The Unholy Silence: A True Account of a Haunted Idaho Home
- Rose Auburn
- Sep 29
- 3 min read
by Doug Owen
Rating: ****

In 2007, after several challenging months, Doug Owen, his wife Claudia, and their young daughters, Beth and Allison, moved to an ordinary, 1950s-style white ranch house in Nampa, Idaho, hopeful the relocation would signal a fresh start for the family.
It does herald a new beginning, but not the one Doug was envisaging. The Unholy Silence is his disturbing chronicle of exactly what occurred within that house, the manifestations, malignancy, and demonic possessions that propelled the Owens into a nightmarish existence, one that eventually tore apart the fabric of the family.
The Unholy Silence is, initially, a raw and immediate account of Owen’s experiences in the haunted Idaho residence.
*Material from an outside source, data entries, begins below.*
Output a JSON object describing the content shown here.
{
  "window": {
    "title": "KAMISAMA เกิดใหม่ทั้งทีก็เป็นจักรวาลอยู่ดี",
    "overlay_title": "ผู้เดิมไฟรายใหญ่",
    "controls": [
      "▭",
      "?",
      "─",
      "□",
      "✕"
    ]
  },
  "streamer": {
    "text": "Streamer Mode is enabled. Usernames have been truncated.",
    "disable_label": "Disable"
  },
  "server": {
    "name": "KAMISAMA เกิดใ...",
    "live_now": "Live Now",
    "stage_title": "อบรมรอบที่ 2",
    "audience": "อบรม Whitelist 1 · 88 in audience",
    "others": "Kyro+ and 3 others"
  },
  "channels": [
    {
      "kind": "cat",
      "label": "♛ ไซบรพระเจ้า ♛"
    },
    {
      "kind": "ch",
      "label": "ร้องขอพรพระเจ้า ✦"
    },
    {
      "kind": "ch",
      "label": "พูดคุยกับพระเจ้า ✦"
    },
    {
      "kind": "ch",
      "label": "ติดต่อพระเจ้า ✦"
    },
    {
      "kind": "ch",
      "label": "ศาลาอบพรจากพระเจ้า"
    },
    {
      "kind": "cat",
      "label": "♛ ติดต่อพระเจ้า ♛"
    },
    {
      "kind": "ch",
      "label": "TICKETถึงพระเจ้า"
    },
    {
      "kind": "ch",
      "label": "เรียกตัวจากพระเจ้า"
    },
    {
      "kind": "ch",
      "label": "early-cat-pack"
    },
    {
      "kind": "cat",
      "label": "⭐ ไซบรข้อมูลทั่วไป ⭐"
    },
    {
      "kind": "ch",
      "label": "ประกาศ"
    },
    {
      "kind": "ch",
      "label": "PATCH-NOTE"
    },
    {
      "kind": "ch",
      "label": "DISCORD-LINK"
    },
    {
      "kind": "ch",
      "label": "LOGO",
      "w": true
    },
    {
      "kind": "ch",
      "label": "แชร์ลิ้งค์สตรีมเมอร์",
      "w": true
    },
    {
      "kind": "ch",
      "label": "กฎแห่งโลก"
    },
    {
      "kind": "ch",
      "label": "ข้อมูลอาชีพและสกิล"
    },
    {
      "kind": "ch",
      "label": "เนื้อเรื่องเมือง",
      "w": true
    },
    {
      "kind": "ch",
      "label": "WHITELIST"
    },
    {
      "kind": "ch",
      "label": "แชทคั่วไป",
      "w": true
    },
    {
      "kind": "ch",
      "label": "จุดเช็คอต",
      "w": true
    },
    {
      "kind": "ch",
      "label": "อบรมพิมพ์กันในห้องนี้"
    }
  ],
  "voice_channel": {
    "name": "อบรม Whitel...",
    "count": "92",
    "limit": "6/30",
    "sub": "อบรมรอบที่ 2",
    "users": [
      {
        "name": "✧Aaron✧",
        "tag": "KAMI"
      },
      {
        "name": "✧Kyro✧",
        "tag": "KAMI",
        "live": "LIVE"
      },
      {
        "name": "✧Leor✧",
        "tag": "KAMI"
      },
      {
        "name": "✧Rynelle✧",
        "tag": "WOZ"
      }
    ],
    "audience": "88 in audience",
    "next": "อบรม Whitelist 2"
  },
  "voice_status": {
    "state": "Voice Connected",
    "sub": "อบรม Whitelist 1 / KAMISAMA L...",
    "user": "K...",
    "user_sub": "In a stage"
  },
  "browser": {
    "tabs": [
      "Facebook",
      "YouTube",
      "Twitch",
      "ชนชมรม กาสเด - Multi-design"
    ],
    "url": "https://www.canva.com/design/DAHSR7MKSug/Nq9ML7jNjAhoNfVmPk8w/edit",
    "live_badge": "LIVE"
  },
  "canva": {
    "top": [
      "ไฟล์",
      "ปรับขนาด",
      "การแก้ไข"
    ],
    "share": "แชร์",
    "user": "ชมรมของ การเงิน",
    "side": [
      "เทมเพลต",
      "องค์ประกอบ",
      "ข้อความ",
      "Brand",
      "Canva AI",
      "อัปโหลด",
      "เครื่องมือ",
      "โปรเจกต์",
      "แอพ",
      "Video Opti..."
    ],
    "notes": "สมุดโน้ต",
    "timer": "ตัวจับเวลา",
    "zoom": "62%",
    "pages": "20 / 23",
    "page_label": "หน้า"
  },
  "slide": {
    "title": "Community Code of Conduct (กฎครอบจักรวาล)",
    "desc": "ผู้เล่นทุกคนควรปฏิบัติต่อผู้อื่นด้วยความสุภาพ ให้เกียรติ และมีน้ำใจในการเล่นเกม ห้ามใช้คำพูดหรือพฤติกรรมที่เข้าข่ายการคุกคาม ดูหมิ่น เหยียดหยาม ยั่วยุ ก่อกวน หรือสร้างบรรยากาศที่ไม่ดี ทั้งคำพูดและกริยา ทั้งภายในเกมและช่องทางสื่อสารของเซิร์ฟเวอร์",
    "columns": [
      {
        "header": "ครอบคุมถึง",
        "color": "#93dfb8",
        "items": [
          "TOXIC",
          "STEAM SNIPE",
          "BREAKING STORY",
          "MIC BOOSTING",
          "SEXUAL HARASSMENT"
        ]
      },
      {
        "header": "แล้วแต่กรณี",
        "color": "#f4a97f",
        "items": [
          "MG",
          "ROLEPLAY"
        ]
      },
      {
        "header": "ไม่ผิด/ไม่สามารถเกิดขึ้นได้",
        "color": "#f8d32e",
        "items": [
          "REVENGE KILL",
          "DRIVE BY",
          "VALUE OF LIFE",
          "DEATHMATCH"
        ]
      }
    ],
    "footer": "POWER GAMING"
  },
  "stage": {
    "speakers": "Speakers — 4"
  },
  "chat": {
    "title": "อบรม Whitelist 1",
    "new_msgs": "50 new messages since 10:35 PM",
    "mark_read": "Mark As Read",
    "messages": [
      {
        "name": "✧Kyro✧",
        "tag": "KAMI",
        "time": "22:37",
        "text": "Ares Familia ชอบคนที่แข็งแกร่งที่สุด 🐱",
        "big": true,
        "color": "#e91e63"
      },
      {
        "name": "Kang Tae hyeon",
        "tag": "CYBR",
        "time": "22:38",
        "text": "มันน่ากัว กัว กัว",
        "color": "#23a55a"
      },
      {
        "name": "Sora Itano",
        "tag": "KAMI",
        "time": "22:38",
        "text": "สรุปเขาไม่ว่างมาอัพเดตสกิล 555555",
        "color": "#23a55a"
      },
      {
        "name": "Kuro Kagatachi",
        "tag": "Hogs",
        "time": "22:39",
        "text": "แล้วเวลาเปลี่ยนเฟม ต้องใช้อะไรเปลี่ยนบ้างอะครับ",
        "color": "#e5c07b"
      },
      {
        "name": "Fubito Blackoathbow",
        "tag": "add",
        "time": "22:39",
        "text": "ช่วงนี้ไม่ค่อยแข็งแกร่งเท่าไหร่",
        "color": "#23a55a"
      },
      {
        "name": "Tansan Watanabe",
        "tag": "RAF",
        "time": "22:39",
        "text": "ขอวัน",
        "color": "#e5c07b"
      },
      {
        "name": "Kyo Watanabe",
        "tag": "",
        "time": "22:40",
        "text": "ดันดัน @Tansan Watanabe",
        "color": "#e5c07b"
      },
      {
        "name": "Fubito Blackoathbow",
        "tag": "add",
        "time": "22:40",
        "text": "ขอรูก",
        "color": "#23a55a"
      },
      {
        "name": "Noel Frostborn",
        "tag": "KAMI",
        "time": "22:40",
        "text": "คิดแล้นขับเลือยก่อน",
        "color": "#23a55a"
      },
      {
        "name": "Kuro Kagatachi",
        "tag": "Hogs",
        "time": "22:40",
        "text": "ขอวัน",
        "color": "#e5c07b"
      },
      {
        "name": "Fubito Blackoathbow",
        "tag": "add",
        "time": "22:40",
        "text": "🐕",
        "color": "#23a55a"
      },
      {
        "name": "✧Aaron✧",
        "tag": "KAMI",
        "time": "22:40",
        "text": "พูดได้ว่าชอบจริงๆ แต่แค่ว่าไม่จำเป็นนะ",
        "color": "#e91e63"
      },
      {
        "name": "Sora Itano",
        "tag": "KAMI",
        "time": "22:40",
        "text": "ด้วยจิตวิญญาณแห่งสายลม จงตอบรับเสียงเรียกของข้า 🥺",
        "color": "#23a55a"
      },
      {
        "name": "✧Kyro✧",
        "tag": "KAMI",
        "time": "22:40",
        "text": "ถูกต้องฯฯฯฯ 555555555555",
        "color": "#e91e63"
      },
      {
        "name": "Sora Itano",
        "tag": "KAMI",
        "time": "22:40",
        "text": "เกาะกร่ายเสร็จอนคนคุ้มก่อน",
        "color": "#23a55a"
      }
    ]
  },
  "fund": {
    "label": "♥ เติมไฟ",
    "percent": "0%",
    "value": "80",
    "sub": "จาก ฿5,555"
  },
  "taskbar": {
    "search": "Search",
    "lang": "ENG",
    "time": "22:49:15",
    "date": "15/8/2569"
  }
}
However, the title refers not only to the paranormal but also to the silence that surrounds and pervades the family, silence that is borne from denial and shame.
The move to Nampa followed an unpleasant period for the family, which Owen provides context for. But he wastes little time before taking the reader straight into the incidents that begin to occur in their new home.
Despite these events taking place nearly twenty years ago, an edgy fearfulness permeates Owen’s narrative. At times, it resembles an automatic outpouring, albeit a controlled one, of galloping emotional distress and terrified bewilderment. It’s understandable and makes for a compelling, unsettling, and authentic read.
Indeed, despite Owen, some two decades later, clearly still trying to come to terms with what occurred there and process its devastating effects, his writing retains a singular focus as he unfolds the catalogue of insidious events and relays his responses, both emotional and physical, with candid clarity and piercing insight.
He does not shy away from revealing his own often troubled thoughts and reactive behavior. It’s intense, unnerving stuff that prickles the hairs on the back of your neck.
Overall, every chapter deals with a specific issue and its aftermath. At the end of each, Owen shares a few paragraphs of introspection, entitled ‘Interlude’. Although often anguished, these do provide a much-needed reflective pause to the supernatural torment happening in the house, for both reader and author.
It is relentless. The family is continually plagued by a primordial sense of malign agency, which is independently witnessed and verified by paranormal investigators on several occasions. Owen does not address a skeptical view, and nor should he, this is his story.
As chapters 7 and 8 are reached, family life takes a supremely dark turn. Claudia’s conduct transitions from troublingly bizarre to deeply shocking. All of the family begins to exhibit disquieting behavior, but hers is extreme. It might have been beneficial for Owen, if comfortable, to have provided the reader with a bit more backstory about her and their relationship before moving to Nampa and subsequently.
Owen’s decision to begin conversion to Catholicism is pivotal to the story, both practically and figuratively. The esoteric mysteries and attitude of concealment often present within the Catholic Church play a significant role in Owen’s narrative, the religion segueing from open salvation to silent condemnation.
Occasionally, there is a loop of repetition in Owen’s breathless drive. Although there wasn’t a definitive one within the house or outside of it, for the reader's sake, the narrative needed a stronger sense of closure. A brief epilogue is provided, but it is of a cognitive nature. It would have been interesting to discover what might have been previously present or transpired on that land before the house was built.
Nonetheless, The Unholy Silence: A True Account of a Haunted Idaho Home is an absolutely chilling must-read for fans of the genre. Highly recommended.